Cette interprétation littérale de la directive conduit logiquement la Cour à écarter l’argument de l’État membre fondé sur la nécessité de prévenir les déséquilibres économiques.
II. Le rejet de la justification fondée sur les distorsions de concurrence
L’État membre mis en cause tentait de justifier sa législation par un objectif de politique économique (A), mais la Cour a balayé cet argument en affirmant la primauté du texte de la directive (B).
A. Le principe de neutralité fiscale comme fondement de la législation nationale
L’État défendeur soutenait que la distinction entre les associations avec et sans salariés « a été établie afin d’éviter des distorsions de concurrence au détriment des entreprises commerciales de sports nautiques assujetties à la TVA ». L’argument repose sur le principe de neutralité fiscale, qui vise à garantir que des services similaires soient soumis à un traitement fiscal équivalent pour ne pas fausser la concurrence. Dans l’esprit du législateur national, une association employant des salariés se rapprocherait du modèle d’une entreprise commerciale. La soumettre à la taxe sur la valeur ajoutée permettrait donc de rétablir une égalité de traitement fiscal entre tous les opérateurs économiques structurés de manière similaire sur un même marché. Cette préoccupation, bien que légitime sur le plan économique, se heurte directement au cadre juridique fixé par le législateur de l’Union.

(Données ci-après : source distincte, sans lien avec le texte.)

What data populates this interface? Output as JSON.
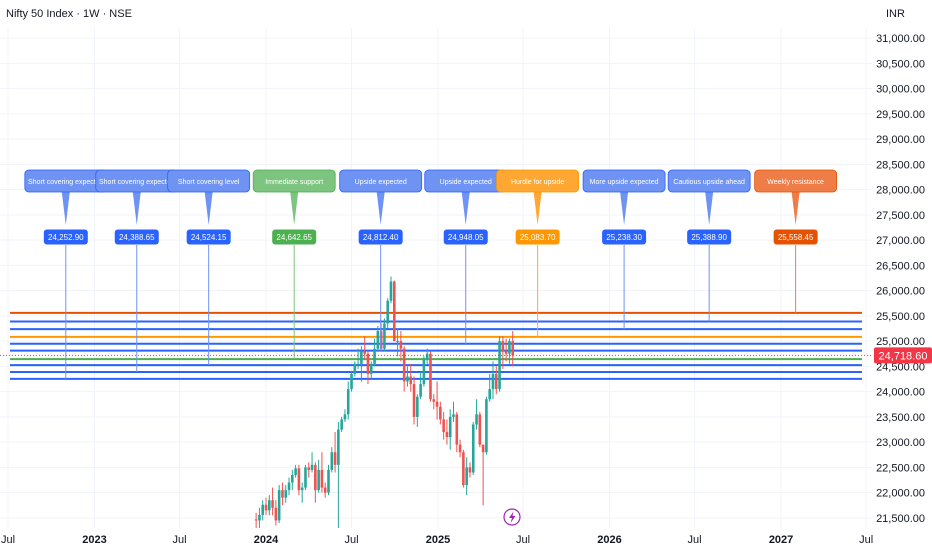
{
  "header": {
    "title": "Nifty 50 Index · 1W · NSE",
    "currency": "INR"
  },
  "colors": {
    "up": "#26a69a",
    "down": "#ef5350",
    "blue": "#2962ff",
    "light_blue": "#6f93f2",
    "green": "#4caf50",
    "orange": "#ff9800",
    "deep_orange": "#e65100",
    "grid": "#f0f3fa",
    "axis_text": "#131722",
    "last_price_bg": "#f23645"
  },
  "chart_data": {
    "type": "candlestick",
    "y_axis": {
      "min": 21300,
      "max": 31200,
      "ticks": [
        "21,500.00",
        "22,000.00",
        "22,500.00",
        "23,000.00",
        "23,500.00",
        "24,000.00",
        "24,500.00",
        "25,000.00",
        "25,500.00",
        "26,000.00",
        "26,500.00",
        "27,000.00",
        "27,500.00",
        "28,000.00",
        "28,500.00",
        "29,000.00",
        "29,500.00",
        "30,000.00",
        "30,500.00",
        "31,000.00"
      ]
    },
    "x_axis": {
      "labels": [
        {
          "label": "Jul",
          "date": "2022-07"
        },
        {
          "label": "2023",
          "date": "2023-01"
        },
        {
          "label": "Jul",
          "date": "2023-07"
        },
        {
          "label": "2024",
          "date": "2024-01"
        },
        {
          "label": "Jul",
          "date": "2024-07"
        },
        {
          "label": "2025",
          "date": "2025-01"
        },
        {
          "label": "Jul",
          "date": "2025-07"
        },
        {
          "label": "2026",
          "date": "2026-01"
        },
        {
          "label": "Jul",
          "date": "2026-07"
        },
        {
          "label": "2027",
          "date": "2027-01"
        },
        {
          "label": "Jul",
          "date": "2027-07"
        }
      ]
    },
    "last_price": {
      "value": 24718.6,
      "label": "24,718.60"
    },
    "levels": [
      {
        "date": "2022-11",
        "value": 24252.9,
        "label": "24,252.90",
        "note": "Short covering expected",
        "style": "light"
      },
      {
        "date": "2023-04",
        "value": 24388.65,
        "label": "24,388.65",
        "note": "Short covering expected",
        "style": "light"
      },
      {
        "date": "2023-09",
        "value": 24524.15,
        "label": "24,524.15",
        "note": "Short covering level",
        "style": "light"
      },
      {
        "date": "2024-03",
        "value": 24642.65,
        "label": "24,642.65",
        "note": "Immediate support",
        "style": "green"
      },
      {
        "date": "2024-09",
        "value": 24812.4,
        "label": "24,812.40",
        "note": "Upside expected",
        "style": "light"
      },
      {
        "date": "2025-03",
        "value": 24948.05,
        "label": "24,948.05",
        "note": "Upside expected",
        "style": "light"
      },
      {
        "date": "2025-08",
        "value": 25083.7,
        "label": "25,083.70",
        "note": "Hurdle for upside",
        "style": "orange"
      },
      {
        "date": "2026-02",
        "value": 25238.3,
        "label": "25,238.30",
        "note": "More upside expected",
        "style": "light"
      },
      {
        "date": "2026-08",
        "value": 25388.9,
        "label": "25,388.90",
        "note": "Cautious upside ahead",
        "style": "light"
      },
      {
        "date": "2027-02",
        "value": 25558.45,
        "label": "25,558.45",
        "note": "Weekly resistance",
        "style": "deep"
      }
    ],
    "candles": [
      {
        "d": "2023-12-11",
        "o": 21470,
        "h": 21600,
        "l": 21300,
        "c": 21450
      },
      {
        "d": "2023-12-18",
        "o": 21450,
        "h": 21700,
        "l": 21300,
        "c": 21560
      },
      {
        "d": "2023-12-25",
        "o": 21560,
        "h": 21850,
        "l": 21450,
        "c": 21760
      },
      {
        "d": "2024-01-01",
        "o": 21760,
        "h": 21900,
        "l": 21560,
        "c": 21650
      },
      {
        "d": "2024-01-08",
        "o": 21650,
        "h": 21950,
        "l": 21550,
        "c": 21850
      },
      {
        "d": "2024-01-15",
        "o": 21850,
        "h": 22100,
        "l": 21550,
        "c": 21700
      },
      {
        "d": "2024-01-22",
        "o": 21700,
        "h": 21850,
        "l": 21350,
        "c": 21450
      },
      {
        "d": "2024-01-29",
        "o": 21450,
        "h": 22150,
        "l": 21400,
        "c": 22050
      },
      {
        "d": "2024-02-05",
        "o": 22050,
        "h": 22200,
        "l": 21750,
        "c": 21900
      },
      {
        "d": "2024-02-12",
        "o": 21900,
        "h": 22150,
        "l": 21800,
        "c": 22050
      },
      {
        "d": "2024-02-19",
        "o": 22050,
        "h": 22300,
        "l": 21950,
        "c": 22200
      },
      {
        "d": "2024-02-26",
        "o": 22200,
        "h": 22450,
        "l": 22050,
        "c": 22350
      },
      {
        "d": "2024-03-04",
        "o": 22350,
        "h": 22550,
        "l": 22300,
        "c": 22480
      },
      {
        "d": "2024-03-11",
        "o": 22480,
        "h": 22550,
        "l": 21950,
        "c": 22050
      },
      {
        "d": "2024-03-18",
        "o": 22050,
        "h": 22200,
        "l": 21800,
        "c": 22100
      },
      {
        "d": "2024-03-25",
        "o": 22100,
        "h": 22550,
        "l": 22050,
        "c": 22500
      },
      {
        "d": "2024-04-01",
        "o": 22500,
        "h": 22600,
        "l": 22300,
        "c": 22450
      },
      {
        "d": "2024-04-08",
        "o": 22450,
        "h": 22800,
        "l": 22400,
        "c": 22550
      },
      {
        "d": "2024-04-15",
        "o": 22550,
        "h": 22600,
        "l": 21800,
        "c": 22050
      },
      {
        "d": "2024-04-22",
        "o": 22050,
        "h": 22650,
        "l": 22000,
        "c": 22450
      },
      {
        "d": "2024-04-29",
        "o": 22450,
        "h": 22800,
        "l": 22000,
        "c": 22100
      },
      {
        "d": "2024-05-06",
        "o": 22100,
        "h": 22200,
        "l": 21900,
        "c": 22000
      },
      {
        "d": "2024-05-13",
        "o": 22000,
        "h": 22550,
        "l": 21950,
        "c": 22450
      },
      {
        "d": "2024-05-20",
        "o": 22450,
        "h": 22900,
        "l": 22400,
        "c": 22800
      },
      {
        "d": "2024-05-27",
        "o": 22800,
        "h": 23200,
        "l": 22400,
        "c": 22550
      },
      {
        "d": "2024-06-03",
        "o": 22550,
        "h": 23400,
        "l": 21300,
        "c": 23250
      },
      {
        "d": "2024-06-10",
        "o": 23250,
        "h": 23500,
        "l": 23200,
        "c": 23450
      },
      {
        "d": "2024-06-17",
        "o": 23450,
        "h": 23650,
        "l": 23400,
        "c": 23550
      },
      {
        "d": "2024-06-24",
        "o": 23550,
        "h": 24200,
        "l": 23450,
        "c": 24050
      },
      {
        "d": "2024-07-01",
        "o": 24050,
        "h": 24400,
        "l": 24000,
        "c": 24350
      },
      {
        "d": "2024-07-08",
        "o": 24350,
        "h": 24600,
        "l": 24300,
        "c": 24550
      },
      {
        "d": "2024-07-15",
        "o": 24550,
        "h": 24850,
        "l": 24450,
        "c": 24550
      },
      {
        "d": "2024-07-22",
        "o": 24550,
        "h": 24900,
        "l": 24200,
        "c": 24800
      },
      {
        "d": "2024-07-29",
        "o": 24800,
        "h": 25100,
        "l": 24650,
        "c": 24750
      },
      {
        "d": "2024-08-05",
        "o": 24750,
        "h": 24800,
        "l": 24150,
        "c": 24350
      },
      {
        "d": "2024-08-12",
        "o": 24350,
        "h": 24600,
        "l": 24250,
        "c": 24550
      },
      {
        "d": "2024-08-19",
        "o": 24550,
        "h": 25050,
        "l": 24500,
        "c": 24850
      },
      {
        "d": "2024-08-26",
        "o": 24850,
        "h": 25300,
        "l": 24800,
        "c": 25200
      },
      {
        "d": "2024-09-02",
        "o": 25200,
        "h": 25350,
        "l": 24800,
        "c": 24850
      },
      {
        "d": "2024-09-09",
        "o": 24850,
        "h": 25450,
        "l": 24800,
        "c": 25350
      },
      {
        "d": "2024-09-16",
        "o": 25350,
        "h": 25850,
        "l": 25250,
        "c": 25800
      },
      {
        "d": "2024-09-23",
        "o": 25800,
        "h": 26280,
        "l": 25750,
        "c": 26180
      },
      {
        "d": "2024-09-30",
        "o": 26180,
        "h": 26200,
        "l": 25050,
        "c": 25000
      },
      {
        "d": "2024-10-07",
        "o": 25000,
        "h": 25250,
        "l": 24700,
        "c": 25000
      },
      {
        "d": "2024-10-14",
        "o": 25000,
        "h": 25200,
        "l": 24600,
        "c": 24850
      },
      {
        "d": "2024-10-21",
        "o": 24850,
        "h": 24900,
        "l": 24000,
        "c": 24200
      },
      {
        "d": "2024-10-28",
        "o": 24200,
        "h": 24500,
        "l": 24100,
        "c": 24300
      },
      {
        "d": "2024-11-04",
        "o": 24300,
        "h": 24550,
        "l": 24000,
        "c": 24150
      },
      {
        "d": "2024-11-11",
        "o": 24150,
        "h": 24300,
        "l": 23350,
        "c": 23500
      },
      {
        "d": "2024-11-18",
        "o": 23500,
        "h": 23950,
        "l": 23300,
        "c": 23900
      },
      {
        "d": "2024-11-25",
        "o": 23900,
        "h": 24400,
        "l": 23850,
        "c": 24150
      },
      {
        "d": "2024-12-02",
        "o": 24150,
        "h": 24700,
        "l": 24100,
        "c": 24650
      },
      {
        "d": "2024-12-09",
        "o": 24650,
        "h": 24850,
        "l": 24550,
        "c": 24750
      },
      {
        "d": "2024-12-16",
        "o": 24750,
        "h": 24800,
        "l": 23800,
        "c": 23850
      },
      {
        "d": "2024-12-23",
        "o": 23850,
        "h": 23950,
        "l": 23650,
        "c": 23800
      },
      {
        "d": "2024-12-30",
        "o": 23800,
        "h": 24200,
        "l": 23450,
        "c": 23700
      },
      {
        "d": "2025-01-06",
        "o": 23700,
        "h": 23800,
        "l": 23350,
        "c": 23450
      },
      {
        "d": "2025-01-13",
        "o": 23450,
        "h": 23600,
        "l": 23050,
        "c": 23200
      },
      {
        "d": "2025-01-20",
        "o": 23200,
        "h": 23450,
        "l": 22950,
        "c": 23100
      },
      {
        "d": "2025-01-27",
        "o": 23100,
        "h": 23650,
        "l": 22850,
        "c": 23500
      },
      {
        "d": "2025-02-03",
        "o": 23500,
        "h": 23800,
        "l": 23400,
        "c": 23550
      },
      {
        "d": "2025-02-10",
        "o": 23550,
        "h": 23600,
        "l": 22800,
        "c": 22950
      },
      {
        "d": "2025-02-17",
        "o": 22950,
        "h": 23050,
        "l": 22700,
        "c": 22800
      },
      {
        "d": "2025-02-24",
        "o": 22800,
        "h": 22850,
        "l": 22100,
        "c": 22150
      },
      {
        "d": "2025-03-03",
        "o": 22150,
        "h": 22700,
        "l": 21950,
        "c": 22500
      },
      {
        "d": "2025-03-10",
        "o": 22500,
        "h": 22600,
        "l": 22300,
        "c": 22400
      },
      {
        "d": "2025-03-17",
        "o": 22400,
        "h": 23400,
        "l": 22350,
        "c": 23350
      },
      {
        "d": "2025-03-24",
        "o": 23350,
        "h": 23850,
        "l": 23250,
        "c": 23550
      },
      {
        "d": "2025-03-31",
        "o": 23550,
        "h": 23600,
        "l": 22900,
        "c": 22950
      },
      {
        "d": "2025-04-07",
        "o": 22950,
        "h": 22950,
        "l": 21750,
        "c": 22800
      },
      {
        "d": "2025-04-14",
        "o": 22800,
        "h": 23900,
        "l": 22750,
        "c": 23850
      },
      {
        "d": "2025-04-21",
        "o": 23850,
        "h": 24350,
        "l": 23800,
        "c": 24050
      },
      {
        "d": "2025-04-28",
        "o": 24050,
        "h": 24600,
        "l": 23850,
        "c": 24350
      },
      {
        "d": "2025-05-05",
        "o": 24350,
        "h": 24500,
        "l": 23950,
        "c": 24050
      },
      {
        "d": "2025-05-12",
        "o": 24050,
        "h": 25100,
        "l": 24000,
        "c": 25000
      },
      {
        "d": "2025-05-19",
        "o": 25000,
        "h": 25100,
        "l": 24450,
        "c": 24800
      },
      {
        "d": "2025-05-26",
        "o": 24800,
        "h": 25050,
        "l": 24600,
        "c": 24750
      },
      {
        "d": "2025-06-02",
        "o": 24750,
        "h": 25050,
        "l": 24550,
        "c": 25000
      },
      {
        "d": "2025-06-09",
        "o": 25000,
        "h": 25200,
        "l": 24500,
        "c": 24720
      }
    ]
  }
}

B. La primauté du texte de la directive sur l’objectif de non-distorsion
La Cour de justice écarte l’argumentaire de l’État membre sans même en examiner le bien-fondé économique. Elle juge la condition litigieuse incompatible avec la directive « sans qu’il soit nécessaire de statuer sur la question, contestée entre les parties, de savoir si cette même condition est effectivement susceptible de prévenir des distorsions de concurrence ». Cette approche formaliste démontre que les conditions d’exonération prévues par la directive sont d’interprétation stricte et ne sauraient être aménagées par les États membres au nom d’objectifs non expressément prévus par les textes. Les possibilités de restreindre une exonération sont limitativement énumérées à l’article 133 de la directive, et la condition relative à l’absence de salariés n’y figure pas. En refusant d’entrer dans le débat sur l’opportunité économique de la mesure, la Cour réaffirme avec force que le respect de la lettre de la directive prime sur les considérations nationales de politique concurrentielle.